The campaign for the June 23 referendum on Britain’s membership in the European Union is officially underway after its launch on Friday. The Socialist Equality Party (Britain) calls for an active boycott of the referendum in opposition to the reactionary nationalism of both official camps. We urge a rejection of both the defenders of the EU and the chauvinist advocates of a British exit in the official Remain and Leave campaigns.
The electorate in Britain is being asked to choose whether to leave the EU or remain on the basis of reactionary concessions negotiated by Conservative Prime Minister David Cameron. These include an “emergency brake” on EU migrants claiming in-work benefits, restrictions on child benefits for EU migrants, and the right of the UK to impose a temporary stop to financial regulations that impact the City of London.
There is no mechanism in this referendum for working people to register opposition to austerity and the national hatreds being whipped up by the entire British political establishment.
To vote Remain is to endorse both the EU—an imperialist bloc dedicated to austerity, militarism and war—and the xenophobic, pro-business agenda of the Cameron government. To vote Leave means supporting Cameron’s opponents on the right wing of the Tory party and in the UK Independence Party. They argue that the measures Cameron secured to clamp down on migrants do not go far enough. The position of these forces is that EU legislation cuts across the City of London’s ability to act as a global hub of financial parasitism and prevents UK businesses from ramping up the exploitation of working people.
Whether the outcome of the vote is to leave or remain in the EU, bourgeois politics will be shifted even further to the right, along with an intensification of national tensions. In the face of the spread of nationalism and militarism by the ruling classes across Europe and the growing danger of war between nuclear-armed powers, the SEP advocates an active boycott to arm the coming struggles of the working class with a revolutionary socialist and internationalist perspective.
This past week, Labour Party leader Jeremy Corbyn pledged himself to support the Remain camp, claiming that the EU can be reformed in the interests of the working class.

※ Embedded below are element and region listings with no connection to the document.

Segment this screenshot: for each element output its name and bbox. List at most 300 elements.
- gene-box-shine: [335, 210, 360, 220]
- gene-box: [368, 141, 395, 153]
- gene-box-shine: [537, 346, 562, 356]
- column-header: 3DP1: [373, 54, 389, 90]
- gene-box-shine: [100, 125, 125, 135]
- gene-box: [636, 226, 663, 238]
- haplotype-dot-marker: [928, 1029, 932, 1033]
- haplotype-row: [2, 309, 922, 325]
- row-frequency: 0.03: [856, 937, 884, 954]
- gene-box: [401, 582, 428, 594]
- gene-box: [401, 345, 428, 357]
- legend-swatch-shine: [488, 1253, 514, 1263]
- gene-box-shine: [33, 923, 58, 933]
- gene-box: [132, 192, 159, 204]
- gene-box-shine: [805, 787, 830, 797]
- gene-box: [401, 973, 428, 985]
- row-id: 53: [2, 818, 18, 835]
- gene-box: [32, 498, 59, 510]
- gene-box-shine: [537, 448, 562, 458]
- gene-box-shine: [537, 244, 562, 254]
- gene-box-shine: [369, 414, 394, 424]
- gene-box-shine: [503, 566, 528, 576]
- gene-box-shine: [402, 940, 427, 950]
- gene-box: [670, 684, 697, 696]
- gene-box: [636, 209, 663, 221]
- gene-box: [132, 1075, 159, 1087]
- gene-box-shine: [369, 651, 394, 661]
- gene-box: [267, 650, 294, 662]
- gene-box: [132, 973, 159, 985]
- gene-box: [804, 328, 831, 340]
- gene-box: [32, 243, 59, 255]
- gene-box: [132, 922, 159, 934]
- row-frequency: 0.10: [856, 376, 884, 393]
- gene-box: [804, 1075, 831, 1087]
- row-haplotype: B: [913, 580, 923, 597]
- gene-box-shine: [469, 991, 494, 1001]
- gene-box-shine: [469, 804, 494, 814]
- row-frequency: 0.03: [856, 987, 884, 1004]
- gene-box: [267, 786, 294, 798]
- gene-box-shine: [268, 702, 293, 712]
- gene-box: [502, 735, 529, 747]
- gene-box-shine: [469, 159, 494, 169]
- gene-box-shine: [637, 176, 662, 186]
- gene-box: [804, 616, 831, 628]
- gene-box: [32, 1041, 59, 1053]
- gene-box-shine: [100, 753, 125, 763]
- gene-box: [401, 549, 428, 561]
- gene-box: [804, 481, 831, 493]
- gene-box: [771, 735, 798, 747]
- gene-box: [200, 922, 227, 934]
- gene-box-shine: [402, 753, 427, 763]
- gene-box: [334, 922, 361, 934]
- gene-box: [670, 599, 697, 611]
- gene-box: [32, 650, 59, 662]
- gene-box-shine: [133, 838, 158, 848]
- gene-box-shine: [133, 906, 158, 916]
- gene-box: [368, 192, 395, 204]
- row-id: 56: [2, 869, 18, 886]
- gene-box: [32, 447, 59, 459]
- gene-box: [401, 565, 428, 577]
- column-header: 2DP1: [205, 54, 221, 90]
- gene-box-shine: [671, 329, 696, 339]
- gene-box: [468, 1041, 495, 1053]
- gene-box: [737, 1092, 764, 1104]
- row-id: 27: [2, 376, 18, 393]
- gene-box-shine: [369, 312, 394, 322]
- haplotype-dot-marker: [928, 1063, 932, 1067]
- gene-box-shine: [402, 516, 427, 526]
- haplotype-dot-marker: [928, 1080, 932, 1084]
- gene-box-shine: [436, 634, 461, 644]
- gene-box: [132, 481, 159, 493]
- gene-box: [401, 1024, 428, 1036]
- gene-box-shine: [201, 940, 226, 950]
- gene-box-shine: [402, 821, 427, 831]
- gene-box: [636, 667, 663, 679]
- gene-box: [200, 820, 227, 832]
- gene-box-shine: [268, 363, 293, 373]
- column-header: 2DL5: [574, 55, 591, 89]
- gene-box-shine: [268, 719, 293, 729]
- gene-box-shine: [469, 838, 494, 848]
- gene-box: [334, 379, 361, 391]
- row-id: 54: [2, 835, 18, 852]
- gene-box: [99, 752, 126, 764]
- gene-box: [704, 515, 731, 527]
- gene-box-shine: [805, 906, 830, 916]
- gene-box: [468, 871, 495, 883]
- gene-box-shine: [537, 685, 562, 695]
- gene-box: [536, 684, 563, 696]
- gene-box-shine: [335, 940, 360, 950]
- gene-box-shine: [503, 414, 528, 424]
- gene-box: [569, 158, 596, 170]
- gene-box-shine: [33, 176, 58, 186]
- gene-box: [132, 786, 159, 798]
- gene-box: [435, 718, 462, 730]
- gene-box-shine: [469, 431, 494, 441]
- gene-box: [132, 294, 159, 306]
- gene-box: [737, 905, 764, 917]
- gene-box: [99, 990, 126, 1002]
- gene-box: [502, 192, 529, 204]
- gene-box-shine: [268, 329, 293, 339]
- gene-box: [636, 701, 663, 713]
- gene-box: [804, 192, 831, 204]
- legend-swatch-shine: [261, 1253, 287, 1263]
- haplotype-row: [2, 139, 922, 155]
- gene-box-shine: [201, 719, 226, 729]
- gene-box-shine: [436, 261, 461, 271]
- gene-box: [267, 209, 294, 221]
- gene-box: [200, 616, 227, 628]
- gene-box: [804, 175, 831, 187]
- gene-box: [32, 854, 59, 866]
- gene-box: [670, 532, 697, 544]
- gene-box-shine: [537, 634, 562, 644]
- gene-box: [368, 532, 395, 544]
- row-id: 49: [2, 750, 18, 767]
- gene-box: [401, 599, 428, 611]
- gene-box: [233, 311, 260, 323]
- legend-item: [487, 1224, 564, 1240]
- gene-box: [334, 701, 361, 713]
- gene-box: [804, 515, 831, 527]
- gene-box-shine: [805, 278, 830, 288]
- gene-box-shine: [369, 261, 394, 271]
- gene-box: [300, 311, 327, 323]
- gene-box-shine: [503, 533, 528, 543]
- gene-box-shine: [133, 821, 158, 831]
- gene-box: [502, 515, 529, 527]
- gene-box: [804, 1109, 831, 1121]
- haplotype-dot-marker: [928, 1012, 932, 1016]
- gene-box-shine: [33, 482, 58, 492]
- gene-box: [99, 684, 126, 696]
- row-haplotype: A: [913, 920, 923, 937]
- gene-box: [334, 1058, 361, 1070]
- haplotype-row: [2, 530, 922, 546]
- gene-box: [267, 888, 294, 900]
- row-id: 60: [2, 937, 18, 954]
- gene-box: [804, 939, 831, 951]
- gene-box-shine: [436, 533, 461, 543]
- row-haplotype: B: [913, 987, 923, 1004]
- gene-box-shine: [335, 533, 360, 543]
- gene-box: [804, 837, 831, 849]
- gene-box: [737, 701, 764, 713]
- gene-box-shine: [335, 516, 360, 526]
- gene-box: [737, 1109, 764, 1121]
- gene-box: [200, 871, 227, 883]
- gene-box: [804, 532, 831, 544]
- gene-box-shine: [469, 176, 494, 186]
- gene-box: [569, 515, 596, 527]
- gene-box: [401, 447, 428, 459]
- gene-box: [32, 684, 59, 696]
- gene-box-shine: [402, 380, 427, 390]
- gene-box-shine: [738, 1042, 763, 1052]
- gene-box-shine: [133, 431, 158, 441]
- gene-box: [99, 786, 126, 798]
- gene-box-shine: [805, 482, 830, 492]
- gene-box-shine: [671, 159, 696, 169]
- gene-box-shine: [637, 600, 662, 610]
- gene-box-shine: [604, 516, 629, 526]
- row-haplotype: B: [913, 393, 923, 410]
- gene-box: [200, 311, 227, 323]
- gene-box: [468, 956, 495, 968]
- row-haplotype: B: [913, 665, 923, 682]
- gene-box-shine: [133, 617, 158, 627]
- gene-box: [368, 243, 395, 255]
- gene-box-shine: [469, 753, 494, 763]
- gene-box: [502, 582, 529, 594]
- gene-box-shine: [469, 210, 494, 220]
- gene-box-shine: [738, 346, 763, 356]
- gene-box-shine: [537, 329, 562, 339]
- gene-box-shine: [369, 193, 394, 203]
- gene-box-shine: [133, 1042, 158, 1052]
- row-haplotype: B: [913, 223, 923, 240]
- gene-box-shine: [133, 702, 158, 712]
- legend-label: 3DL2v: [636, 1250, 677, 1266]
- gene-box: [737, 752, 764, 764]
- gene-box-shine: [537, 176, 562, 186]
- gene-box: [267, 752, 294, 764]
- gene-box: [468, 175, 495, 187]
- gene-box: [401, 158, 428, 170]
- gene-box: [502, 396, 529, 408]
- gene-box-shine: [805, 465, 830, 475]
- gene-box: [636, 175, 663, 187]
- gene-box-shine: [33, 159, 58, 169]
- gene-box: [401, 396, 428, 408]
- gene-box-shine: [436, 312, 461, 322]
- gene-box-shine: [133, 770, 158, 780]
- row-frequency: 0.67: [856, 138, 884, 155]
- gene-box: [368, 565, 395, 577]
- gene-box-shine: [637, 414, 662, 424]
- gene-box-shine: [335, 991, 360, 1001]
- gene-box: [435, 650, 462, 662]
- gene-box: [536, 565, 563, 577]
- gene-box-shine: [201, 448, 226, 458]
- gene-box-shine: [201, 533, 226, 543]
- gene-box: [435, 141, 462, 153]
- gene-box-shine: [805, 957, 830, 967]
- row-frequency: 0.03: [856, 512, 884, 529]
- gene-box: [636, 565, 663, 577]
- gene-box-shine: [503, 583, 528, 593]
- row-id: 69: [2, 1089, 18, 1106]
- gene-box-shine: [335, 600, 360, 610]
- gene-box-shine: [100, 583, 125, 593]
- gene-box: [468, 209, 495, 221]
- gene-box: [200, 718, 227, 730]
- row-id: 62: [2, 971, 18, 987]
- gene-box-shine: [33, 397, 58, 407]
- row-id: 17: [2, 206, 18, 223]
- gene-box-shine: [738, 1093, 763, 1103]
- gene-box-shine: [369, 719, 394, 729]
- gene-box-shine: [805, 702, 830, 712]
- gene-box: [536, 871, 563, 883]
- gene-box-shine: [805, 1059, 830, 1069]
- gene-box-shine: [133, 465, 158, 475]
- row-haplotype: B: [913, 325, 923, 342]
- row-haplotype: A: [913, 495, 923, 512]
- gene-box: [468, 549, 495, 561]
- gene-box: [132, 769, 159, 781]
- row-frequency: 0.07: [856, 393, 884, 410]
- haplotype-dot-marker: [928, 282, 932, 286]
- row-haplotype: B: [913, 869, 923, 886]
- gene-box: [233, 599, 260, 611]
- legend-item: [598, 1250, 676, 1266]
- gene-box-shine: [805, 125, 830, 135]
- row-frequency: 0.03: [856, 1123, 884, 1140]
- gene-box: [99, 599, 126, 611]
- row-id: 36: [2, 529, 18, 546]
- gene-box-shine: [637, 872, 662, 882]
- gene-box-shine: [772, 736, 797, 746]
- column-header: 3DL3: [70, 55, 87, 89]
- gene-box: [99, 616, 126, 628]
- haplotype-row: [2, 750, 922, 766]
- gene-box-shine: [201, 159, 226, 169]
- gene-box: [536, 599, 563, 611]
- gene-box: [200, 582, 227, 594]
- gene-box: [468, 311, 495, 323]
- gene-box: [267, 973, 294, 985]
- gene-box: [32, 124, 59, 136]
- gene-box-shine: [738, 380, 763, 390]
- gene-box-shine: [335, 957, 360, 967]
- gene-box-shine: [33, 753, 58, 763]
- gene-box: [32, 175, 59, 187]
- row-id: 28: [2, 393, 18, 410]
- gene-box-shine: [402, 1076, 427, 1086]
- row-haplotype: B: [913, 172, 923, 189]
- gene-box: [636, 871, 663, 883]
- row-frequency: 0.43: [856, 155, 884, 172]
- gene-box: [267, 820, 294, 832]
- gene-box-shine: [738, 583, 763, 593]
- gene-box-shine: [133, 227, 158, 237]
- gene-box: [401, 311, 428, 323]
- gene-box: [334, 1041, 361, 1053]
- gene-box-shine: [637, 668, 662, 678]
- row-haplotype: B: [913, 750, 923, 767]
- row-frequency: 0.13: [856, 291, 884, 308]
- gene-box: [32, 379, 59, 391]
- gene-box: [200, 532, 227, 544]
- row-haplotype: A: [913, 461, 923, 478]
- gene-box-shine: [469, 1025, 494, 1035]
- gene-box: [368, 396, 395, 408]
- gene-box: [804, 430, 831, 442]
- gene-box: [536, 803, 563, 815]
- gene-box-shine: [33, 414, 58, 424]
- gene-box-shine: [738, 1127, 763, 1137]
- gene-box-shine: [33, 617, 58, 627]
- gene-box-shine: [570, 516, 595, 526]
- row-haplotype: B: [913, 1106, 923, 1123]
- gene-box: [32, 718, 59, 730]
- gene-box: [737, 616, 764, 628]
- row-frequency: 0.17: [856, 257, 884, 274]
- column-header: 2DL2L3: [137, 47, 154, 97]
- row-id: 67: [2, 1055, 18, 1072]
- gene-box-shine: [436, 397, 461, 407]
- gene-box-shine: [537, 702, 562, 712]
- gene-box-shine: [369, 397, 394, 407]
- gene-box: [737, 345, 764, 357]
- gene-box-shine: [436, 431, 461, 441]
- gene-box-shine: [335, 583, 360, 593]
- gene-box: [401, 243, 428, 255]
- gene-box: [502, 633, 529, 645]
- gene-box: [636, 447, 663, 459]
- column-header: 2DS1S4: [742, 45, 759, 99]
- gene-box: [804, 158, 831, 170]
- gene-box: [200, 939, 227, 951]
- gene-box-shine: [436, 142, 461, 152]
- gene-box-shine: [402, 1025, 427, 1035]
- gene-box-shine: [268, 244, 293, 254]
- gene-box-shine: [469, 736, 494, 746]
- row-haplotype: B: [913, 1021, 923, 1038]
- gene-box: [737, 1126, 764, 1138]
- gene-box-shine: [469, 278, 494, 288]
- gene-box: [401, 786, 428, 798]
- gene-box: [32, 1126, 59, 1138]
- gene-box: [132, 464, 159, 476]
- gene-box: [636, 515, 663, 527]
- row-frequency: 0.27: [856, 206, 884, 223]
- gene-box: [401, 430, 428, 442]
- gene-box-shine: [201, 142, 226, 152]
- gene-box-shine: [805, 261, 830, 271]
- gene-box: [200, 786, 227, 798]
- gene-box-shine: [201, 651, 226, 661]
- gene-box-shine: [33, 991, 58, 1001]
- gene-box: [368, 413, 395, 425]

His endorsement of the EU is an attempt to rescue British capitalism from the threat posed to its interests by a possible Brexit, under conditions where the Cameron government is widely reviled and internally divided over Europe.
The reactionary character of the EU was underscored by the announcement just one day after Corbyn’s speech that President Barack Obama will visit the UK to solidarise the United States with the Remain campaign. His high-profile endorsement points to the essential function of the EU as a military bulwark within NATO, with the European powers presently engaged not only in bombing missions in Syria, but also in military manoeuvres in all the states and international waters bordering Russia.
Alongside waging war, the EU’s two other major preoccupations are the continued imposition of savage austerity and the policing of the borders of Fortress Europe. Greece’s creditors are reportedly considering €3 billion more in cuts on top of the package of €5 billion in tax increases and spending cuts already being negotiated. This month, the Syriza government in Greece began deporting hundreds of migrants to Turkey under the March agreement signed between Brussels and Ankara. The thousands more yet to be deported will be kept in concentration camps, guarded by the EU’s Frontex forces as warships patrol the Aegean.
In opposing the Remain camp, working people and youth can give no support to the Leave campaign. Under conditions of a mass movement of the working class against the EU, involving strikes and appeals for cross-border solidarity with the Greek working class and other victims of EU austerity, a vote to leave the EU could acquire an anti-capitalist character. Under the current conditions, however, a Leave vote would only promote the most nakedly reactionary forces in British politics.
A Leave vote would accelerate the breakup of the EU under the pressure of growing national antagonisms between the European powers and boost far-right forces across the continent. The neo-fascist National Front in France is only one of a host of parties seeking to exploit popular hostility to the EU and channel it in a nationalist, anti-migrant direction—epitomised in Marine Le Pen’s depiction of herself as “Madame Frexit.”
The greatest danger facing the working class is posed by those aligning themselves with the Leave campaign on the basis of a “left” nationalism that portrays a sovereign British state as the basis for progressive, anti-austerity policies. These are the same forces who hailed the election of Syriza and its perspective of reforming the EU and covered for the Syriza government as it imposed even more drastic austerity measures. Now they call for a “Left Exit” (Lexit), a threadbare cover for a political alliance with extreme right-wing parties.
In urging the rejection of both nationalist camps, the SEP orients its polices to the explosive social discontent that is mounting among masses of workers and youth in Britain and across Europe, and fights to arm this discontent with a revolutionary socialist perspective.
As the mass protests in France against the Socialist Party government of François Hollande demonstrate, there is a growing desire among millions of workers and youth throughout Europe for a fightback against austerity, militarism and war. But this must find independent political expression.
The SEP’s call for an active boycott provides the means through which the opposition of working people in the UK to the Cameron government can be articulated and connected with the emerging movement of the working class throughout the continent. It will advance the struggle to build the SEP in Britain and the International Committee of the Fourth International across Europe as the necessary leadership to take forward the struggle for a genuinely socialist and internationalist movement against the EU and its constituent governments.